J’entends déjà des voix qui s’élèvent: encore une dogmatique contre l’allaitement. Pourtant, détrompez-vous! J’ai allaité mes deux enfants, souvent dans des endroits publics, tels des parcs, des restaurants ou des centres commerciaux. J’ai été présidente d’un organisme communautaire en périnatalité (et responsable de l’allaitement) dans mon quartier et j’ai préparé et donné plusieurs formations pré et postnatales pour aider les nouvelles mamans. J’enseigne même à mes étudiants de droit à l’université qu’empêcher une femme d’allaiter en public constitue une discrimination devant mener à une sanction civile.
Donc, cherchez ailleurs le manque de compréhension et de soutien à la cause. Pourtant, je ne signerai pas cette pétition pour ne pas nuire aux mères qui allaitent. La raison en est bien simple: je ne crois pas à la pensée magique. Contrairement à ce qui est véhiculé, le droit québécois protège le droit à l’allaitement en public. Une loi supplémentaire n’y changera rien. Ce qu’il faut développer, c’est la sensibilisation et surtout le support pour forcer le respect de la loi.
Nous avons au Québec, bon nombre de lois qui sont d’une précision impeccable, mais qui pourtant ne sont pas respectées puisque personne ne porte plainte. Les contrevenants jugent ainsi qu’ils peuvent agir en toute impunité pour imposer leur vision des choses.
Depuis 1977, la Charte des droits de la personne (communément appelée la Charte québécoise et à ne pas confondre avec la Charte canadienne des droits et libertés) empêche toute discrimination à l’égard des femmes. Il est depuis bien établi que les motifs de non-discrimination énumérés dans la Charte québécoise sont limitatifs, mais doivent être interprétés largement, si bien qu’à plusieurs reprises, des commerçants ont été condamnés à payer des sommes assez importantes (dans les milliers de dollars) pour avoir demandé à des femmes de cesser d’allaiter leur enfant ou avoir refusé de les tolérer dans leur commerce.

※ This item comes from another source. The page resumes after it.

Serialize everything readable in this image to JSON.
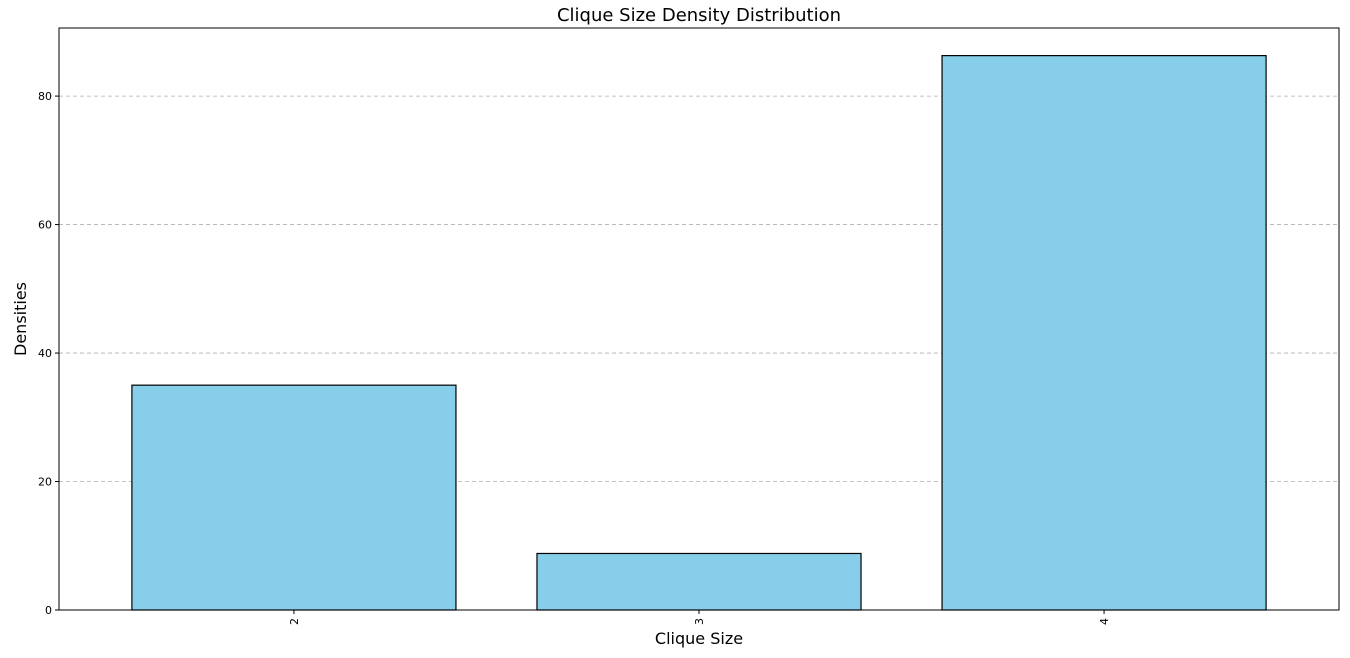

Puisque seules les femmes peuvent allaiter, une telle demande constitue nécessairement une discrimination à l’égard des femmes au sens de la Charte québécoise. Cela nous est acquis. Il s’agit d’une interprétation large, conforme à l’interprétation qui prévaut au Québec en droit civil et il n’est donc pas nécessaire de préciser davantage ce droit. Préciser, c’est aussi limiter! Il y a 15 ans, alors que la culture du biberon prévalait mur à mur, nous n’aurions pensé nécessaire d’interpréter ainsi la discrimination envers les femmes. Qui sait ce dont nous aurons besoin dans les 10 prochaines années? C’est pourquoi je n’accepte pas que l’on tente ainsi de limiter les motifs de discrimination envers les femmes au Québec.

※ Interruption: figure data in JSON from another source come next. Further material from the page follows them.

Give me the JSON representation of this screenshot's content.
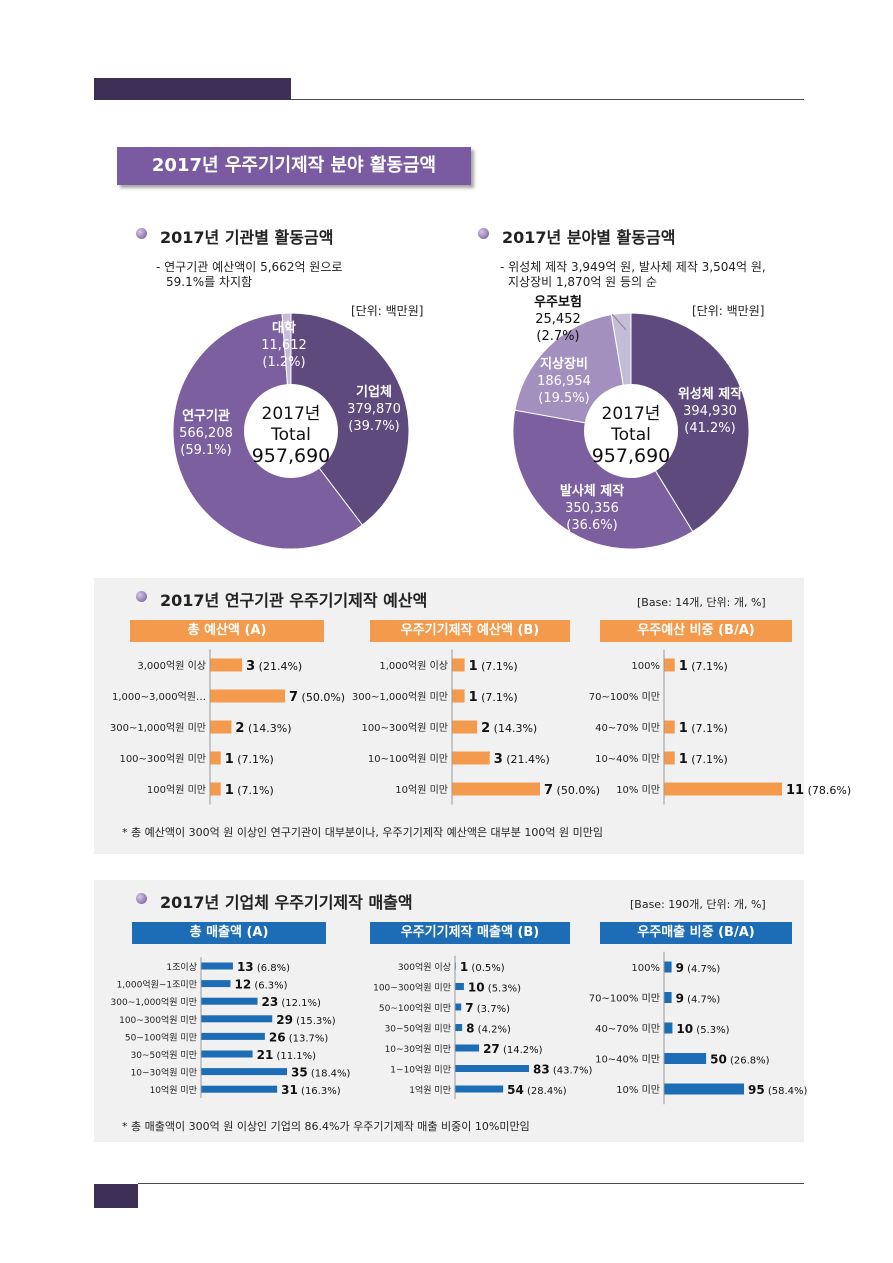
{
  "section_title": "2017년 우주기기제작 분야 활동금액",
  "left_pie": {
    "heading": "2017년 기관별 활동금액",
    "note_lines": [
      "- 연구기관 예산액이 5,662억 원으로",
      "59.1%를 차지함"
    ],
    "unit": "[단위: 백만원]",
    "center": [
      "2017년",
      "Total",
      "957,690"
    ]
  },
  "right_pie": {
    "heading": "2017년 분야별 활동금액",
    "note_lines": [
      "- 위성체 제작 3,949억 원, 발사체 제작 3,504억 원,",
      "지상장비 1,870억 원 등의 순"
    ],
    "unit": "[단위: 백만원]",
    "center": [
      "2017년",
      "Total",
      "957,690"
    ]
  },
  "panel1": {
    "heading": "2017년 연구기관 우주기기제작 예산액",
    "base": "[Base: 14개, 단위: 개, %]",
    "footnote": "* 총 예산액이 300억 원 이상인 연구기관이 대부분이나, 우주기기제작 예산액은 대부분 100억 원 미만임"
  },
  "panel2": {
    "heading": "2017년 기업체 우주기기제작 매출액",
    "base": "[Base: 190개, 단위: 개, %]",
    "footnote": "* 총 매출액이 300억 원 이상인 기업의 86.4%가 우주기기제작 매출 비중이 10%미만임"
  },
  "colors": {
    "purple_dark": "#5e4a7d",
    "purple_mid": "#7c5f9e",
    "purple_light": "#a390be",
    "purple_pale": "#c7bcd7",
    "orange": "#f39a4d",
    "blue": "#1c6db5"
  },
  "chart_data": [
    {
      "type": "pie",
      "id": "pie1",
      "slices": [
        {
          "label": "기업체",
          "value": 379870,
          "pct": "39.7%",
          "value_text": "379,870",
          "color": "#5e4a7d"
        },
        {
          "label": "연구기관",
          "value": 566208,
          "pct": "59.1%",
          "value_text": "566,208",
          "color": "#7c5f9e"
        },
        {
          "label": "대학",
          "value": 11612,
          "pct": "1.2%",
          "value_text": "11,612",
          "color": "#c7bcd7"
        }
      ]
    },
    {
      "type": "pie",
      "id": "pie2",
      "slices": [
        {
          "label": "위성체 제작",
          "value": 394930,
          "pct": "41.2%",
          "value_text": "394,930",
          "color": "#5e4a7d"
        },
        {
          "label": "발사체 제작",
          "value": 350356,
          "pct": "36.6%",
          "value_text": "350,356",
          "color": "#7c5f9e"
        },
        {
          "label": "지상장비",
          "value": 186954,
          "pct": "19.5%",
          "value_text": "186,954",
          "color": "#a390be"
        },
        {
          "label": "우주보험",
          "value": 25452,
          "pct": "2.7%",
          "value_text": "25,452",
          "color": "#c7bcd7"
        }
      ]
    },
    {
      "type": "bar",
      "id": "p1a",
      "title": "총 예산액 (A)",
      "color": "#f39a4d",
      "categories": [
        "3,000억원 이상",
        "1,000~3,000억원…",
        "300~1,000억원 미만",
        "100~300억원 미만",
        "100억원 미만"
      ],
      "values": [
        3,
        7,
        2,
        1,
        1
      ],
      "pct": [
        "21.4%",
        "50.0%",
        "14.3%",
        "7.1%",
        "7.1%"
      ]
    },
    {
      "type": "bar",
      "id": "p1b",
      "title": "우주기기제작 예산액 (B)",
      "color": "#f39a4d",
      "categories": [
        "1,000억원 이상",
        "300~1,000억원 미만",
        "100~300억원 미만",
        "10~100억원 미만",
        "10억원 미만"
      ],
      "values": [
        1,
        1,
        2,
        3,
        7
      ],
      "pct": [
        "7.1%",
        "7.1%",
        "14.3%",
        "21.4%",
        "50.0%"
      ]
    },
    {
      "type": "bar",
      "id": "p1c",
      "title": "우주예산 비중 (B/A)",
      "color": "#f39a4d",
      "categories": [
        "100%",
        "70~100% 미만",
        "40~70% 미만",
        "10~40% 미만",
        "10% 미만"
      ],
      "values": [
        1,
        null,
        1,
        1,
        11
      ],
      "pct": [
        "7.1%",
        null,
        "7.1%",
        "7.1%",
        "78.6%"
      ]
    },
    {
      "type": "bar",
      "id": "p2a",
      "title": "총 매출액 (A)",
      "color": "#1c6db5",
      "categories": [
        "1조이상",
        "1,000억원~1조미만",
        "300~1,000억원 미만",
        "100~300억원 미만",
        "50~100억원 미만",
        "30~50억원 미만",
        "10~30억원 미만",
        "10억원 미만"
      ],
      "values": [
        13,
        12,
        23,
        29,
        26,
        21,
        35,
        31
      ],
      "pct": [
        "6.8%",
        "6.3%",
        "12.1%",
        "15.3%",
        "13.7%",
        "11.1%",
        "18.4%",
        "16.3%"
      ]
    },
    {
      "type": "bar",
      "id": "p2b",
      "title": "우주기기제작 매출액 (B)",
      "color": "#1c6db5",
      "categories": [
        "300억원 이상",
        "100~300억원 미만",
        "50~100억원 미만",
        "30~50억원 미만",
        "10~30억원 미만",
        "1~10억원 미만",
        "1억원 미만"
      ],
      "values": [
        1,
        10,
        7,
        8,
        27,
        83,
        54
      ],
      "pct": [
        "0.5%",
        "5.3%",
        "3.7%",
        "4.2%",
        "14.2%",
        "43.7%",
        "28.4%"
      ]
    },
    {
      "type": "bar",
      "id": "p2c",
      "title": "우주매출 비중 (B/A)",
      "color": "#1c6db5",
      "categories": [
        "100%",
        "70~100% 미만",
        "40~70% 미만",
        "10~40% 미만",
        "10% 미만"
      ],
      "values": [
        9,
        9,
        10,
        50,
        95
      ],
      "pct": [
        "4.7%",
        "4.7%",
        "5.3%",
        "26.8%",
        "58.4%"
      ]
    }
  ]
}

Alors, pourquoi d’autres provinces canadiennes ont, elles, précisé ce droit particulier à l’allaitement alors que je prétends que cela n’est pas nécessaire et même possiblement limitatif en droit québécois? Nous avons, au Québec, un régime de droit particulier qui s’interprète différemment de celui des autres provinces et où l’énumération est plutôt perçue comme une limitation. La loi s’interprète de manière tout à fait inverse dans le reste du Canada.
Ainsi, dans ces provinces, la seule mention d’interdiction de discrimination à l’égard de la femme ne serait probablement pas suffisante pour protéger l’allaitement public.
Alors, quelle est la solution? Il faut se plaindre pour forcer les intervenants en position de force à respecter les droits que nous avons déjà. Dans le cas d’une discrimination fondée sur la Charte québécoise, il suffit de faire une plainte à la Commission des droits et libertés de la personne, qui par la suite, fait enquête et prend les procédures judiciaires au besoin. Il faut encourager la dénonciation. Il n’est même pas nécessaire de contacter soi-même un avocat. Il faut supporter ces femmes qui ont le courage de dénoncer la discrimination. Mais surtout, il ne faut pas colporter que ce droit n’existe pas! L’ignorance transfère tous les pouvoirs aux contrevenants!
Ce contenu a été mis à jour le 23 août 2014 à 12 h 36 min.